(1) Small glioma in left hemisphere of cerebellum, and (2) a similar tumor projecting from left lateral half of floor of fourth ventricle at common nucleus of the abducens and facial nerves.6
6 W. H. Broadbent, Proc. Clin. Soc. Lond., v. 66-68.
F. 45.—Epileptiform attacks for fourteen years. Vertigo, occipital headache, disordered vision, intolerance of light, sleeplessness, excitability, constipation, with paræsthesia of left side. Retraction of head, vomiting. Very late, convulsive movements of right eye and right side of mouth; then general clonic spasms, coma, and death. No paralysis. For twenty-six years there had been an induration of one breast, which toward end of life had a somewhat scirrhous appearance.
(1) Glioma in right hemisphere of cerebellum 1¾ inches in diameter. (2) Glioma in centre of middle lobe of left hemisphere of the cerebrum ¾ inch in diameter. Surrounding nervous tissue softened and broken down.7
7 William L. Bradley, Tr. Conn. Med. Soc., 1880, p. 39.
M. 65.—Sudden attack of spasm of left arm, with paresis and coldness and numbness. Headache and staggering. Wandering in mind. Not unconscious. Twitching in eye. Two days later violent convulsion in entire left half of body, with vomiting; not unconscious. After convulsion left hemiplegia, with left deviation of tongue. Head and eyes turned to right; vertigo. Partial anæsthesia of left face, body, and limbs. Paræsthesia; painful nervous shocks through affected limbs. Sounds in back of head. Later, mind cleared up and many symptoms ameliorated. Very late, convulsion and coma. Cheyne-Stokes respiration, involuntary evacuations. Duration, seven weeks.
(1) Tumor in ascending parietal convolution at junction of upper and middle thirds. (2) Large tumor occupied entire occipital lobe, but did not present on surface, reaching to convexity of descending cornu of lateral ventricle.8
8 W. H. Broadbent, Tr. Clin. Soc. Lond., v. 233-236.
Headache is the most frequent and positive symptom of brain tumor. It is rarely absent; in most cases it has peculiar characteristics. Its usual type might be described as continuous pain, sometimes of persistent severity, but generally with exacerbations or paroxysms of great violence. No suffering can surpass that which some of the victims of intracranial neoplasms are compelled for months or years to endure.
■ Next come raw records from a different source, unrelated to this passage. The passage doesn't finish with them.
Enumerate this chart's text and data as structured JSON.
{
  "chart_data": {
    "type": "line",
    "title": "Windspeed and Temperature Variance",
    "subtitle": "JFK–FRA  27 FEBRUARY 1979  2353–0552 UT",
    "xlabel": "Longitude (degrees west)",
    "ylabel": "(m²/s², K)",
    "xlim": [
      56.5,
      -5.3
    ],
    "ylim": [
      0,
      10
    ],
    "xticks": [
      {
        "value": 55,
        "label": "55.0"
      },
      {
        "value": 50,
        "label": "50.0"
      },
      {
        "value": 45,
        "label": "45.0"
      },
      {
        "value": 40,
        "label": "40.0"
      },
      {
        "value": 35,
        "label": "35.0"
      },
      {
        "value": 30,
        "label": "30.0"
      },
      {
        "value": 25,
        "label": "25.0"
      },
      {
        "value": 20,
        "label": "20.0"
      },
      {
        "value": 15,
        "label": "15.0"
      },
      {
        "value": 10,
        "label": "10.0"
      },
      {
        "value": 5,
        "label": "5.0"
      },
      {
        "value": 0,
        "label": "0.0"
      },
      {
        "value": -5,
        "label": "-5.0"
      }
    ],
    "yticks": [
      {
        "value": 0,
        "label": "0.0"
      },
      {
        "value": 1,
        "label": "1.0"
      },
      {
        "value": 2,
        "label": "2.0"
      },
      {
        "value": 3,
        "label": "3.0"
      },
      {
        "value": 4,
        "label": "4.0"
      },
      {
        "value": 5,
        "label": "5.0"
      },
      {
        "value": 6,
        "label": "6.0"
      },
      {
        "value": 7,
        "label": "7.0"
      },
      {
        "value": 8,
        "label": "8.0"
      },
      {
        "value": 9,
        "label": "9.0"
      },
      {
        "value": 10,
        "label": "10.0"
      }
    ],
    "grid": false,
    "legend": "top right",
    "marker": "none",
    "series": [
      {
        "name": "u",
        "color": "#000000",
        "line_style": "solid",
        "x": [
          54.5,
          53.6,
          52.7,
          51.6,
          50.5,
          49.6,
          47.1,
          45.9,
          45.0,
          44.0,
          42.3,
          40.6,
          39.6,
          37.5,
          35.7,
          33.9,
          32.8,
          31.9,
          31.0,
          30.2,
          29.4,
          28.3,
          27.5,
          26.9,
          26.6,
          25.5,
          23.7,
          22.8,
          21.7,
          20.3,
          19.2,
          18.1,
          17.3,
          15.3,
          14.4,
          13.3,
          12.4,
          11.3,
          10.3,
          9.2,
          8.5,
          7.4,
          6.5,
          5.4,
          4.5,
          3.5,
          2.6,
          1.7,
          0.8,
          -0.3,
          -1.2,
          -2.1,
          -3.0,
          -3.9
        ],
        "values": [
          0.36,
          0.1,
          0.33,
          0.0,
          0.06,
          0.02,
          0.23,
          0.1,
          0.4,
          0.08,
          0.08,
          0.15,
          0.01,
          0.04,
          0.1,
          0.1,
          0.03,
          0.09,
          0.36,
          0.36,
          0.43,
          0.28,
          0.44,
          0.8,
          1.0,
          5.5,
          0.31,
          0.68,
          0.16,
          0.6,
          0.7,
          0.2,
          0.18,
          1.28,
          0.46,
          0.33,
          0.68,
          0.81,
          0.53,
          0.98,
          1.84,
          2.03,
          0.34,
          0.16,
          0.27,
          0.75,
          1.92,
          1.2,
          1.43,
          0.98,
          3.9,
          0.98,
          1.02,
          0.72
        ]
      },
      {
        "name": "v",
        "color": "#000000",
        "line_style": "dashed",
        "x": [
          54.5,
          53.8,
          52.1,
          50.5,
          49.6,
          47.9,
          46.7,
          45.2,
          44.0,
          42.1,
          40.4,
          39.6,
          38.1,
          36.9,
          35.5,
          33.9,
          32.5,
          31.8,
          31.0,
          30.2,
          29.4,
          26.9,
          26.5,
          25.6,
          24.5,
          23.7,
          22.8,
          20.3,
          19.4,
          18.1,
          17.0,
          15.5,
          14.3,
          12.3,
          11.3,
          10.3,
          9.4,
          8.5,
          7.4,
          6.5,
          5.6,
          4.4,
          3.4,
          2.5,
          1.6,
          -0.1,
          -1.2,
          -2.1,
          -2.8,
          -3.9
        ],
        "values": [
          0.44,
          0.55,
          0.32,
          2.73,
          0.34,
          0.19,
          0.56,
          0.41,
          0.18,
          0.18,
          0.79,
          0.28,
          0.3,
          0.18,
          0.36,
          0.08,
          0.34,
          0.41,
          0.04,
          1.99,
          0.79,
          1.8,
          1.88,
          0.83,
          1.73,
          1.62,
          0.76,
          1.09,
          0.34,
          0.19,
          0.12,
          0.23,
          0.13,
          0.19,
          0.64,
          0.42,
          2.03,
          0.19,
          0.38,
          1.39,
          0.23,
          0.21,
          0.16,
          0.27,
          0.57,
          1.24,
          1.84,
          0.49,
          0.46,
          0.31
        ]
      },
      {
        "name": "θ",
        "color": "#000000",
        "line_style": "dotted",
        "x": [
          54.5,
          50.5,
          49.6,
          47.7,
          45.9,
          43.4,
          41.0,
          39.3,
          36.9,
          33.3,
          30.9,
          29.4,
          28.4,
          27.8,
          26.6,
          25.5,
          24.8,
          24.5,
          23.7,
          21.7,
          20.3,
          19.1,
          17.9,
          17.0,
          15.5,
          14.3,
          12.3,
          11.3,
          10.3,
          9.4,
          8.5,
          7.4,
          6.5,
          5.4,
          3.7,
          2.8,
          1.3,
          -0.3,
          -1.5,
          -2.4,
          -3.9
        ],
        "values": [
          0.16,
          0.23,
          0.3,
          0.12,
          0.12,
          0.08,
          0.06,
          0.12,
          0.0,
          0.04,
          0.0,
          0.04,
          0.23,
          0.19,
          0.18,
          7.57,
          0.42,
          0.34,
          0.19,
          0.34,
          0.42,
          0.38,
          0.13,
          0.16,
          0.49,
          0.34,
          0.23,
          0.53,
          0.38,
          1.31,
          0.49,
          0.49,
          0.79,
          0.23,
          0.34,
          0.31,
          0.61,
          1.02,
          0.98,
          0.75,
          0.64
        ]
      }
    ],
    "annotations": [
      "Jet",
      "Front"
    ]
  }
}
It is only equalled by the torture produced by malignant growths in the vertebral axis, the throat, or the bones of the pelvis. The pain is not, however, always of this character. In a comparatively few cases it is described by the patient as dull or moderate, or he simply complains of distressing sensations of weight, pressure, or constriction. Usually in these cases, however, the pain increases and becomes less and less endurable. In 100 cases the headache is described as agonizing, violent, severe, or torturing 20 times; as moderate or dull, 26 times. It is simply mentioned 20 times, but here presumably it was of the ordinary severe type. Thus in 66 cases, or 66 per cent., headache of some type was recorded. No mention was made of headache at all in 29 cases, in some of which, however, it was doubtless present. In only 5 cases was it stated not to have been present: 3 out of these 5 were said to be gliomata, and of the other 2, one was probably gliomatous, and the other a cyst in the brain-substance. Tumors of this kind, which exert comparatively little pressure and which are not connected with the membranes, are probably those which are least likely to cause pain. In several instances the patients complained spontaneously of the pain being greatest in the region of the head nearest the seat of growth. With reference to cerebellar tumors, it somewhat generally supposed that occipital pain is usually present. It sometimes is and sometimes is not. In 15 cases of tumor of the cerebellum and of the fourth ventricle the pain was described as occipital twice, as fronto-occipital three times, and as cervico-occipital once. Callender has noticed that cortical lesions are more frequently accompanied by localized pains than lesions of deeper parts.9 Some of our cases would seem to bear out this view, although the data are not numerous or complete.
9 St. Bartholomew's Hospital Reports, 1869, and Ferrier's Localization of Cerebral Disease, p. 99.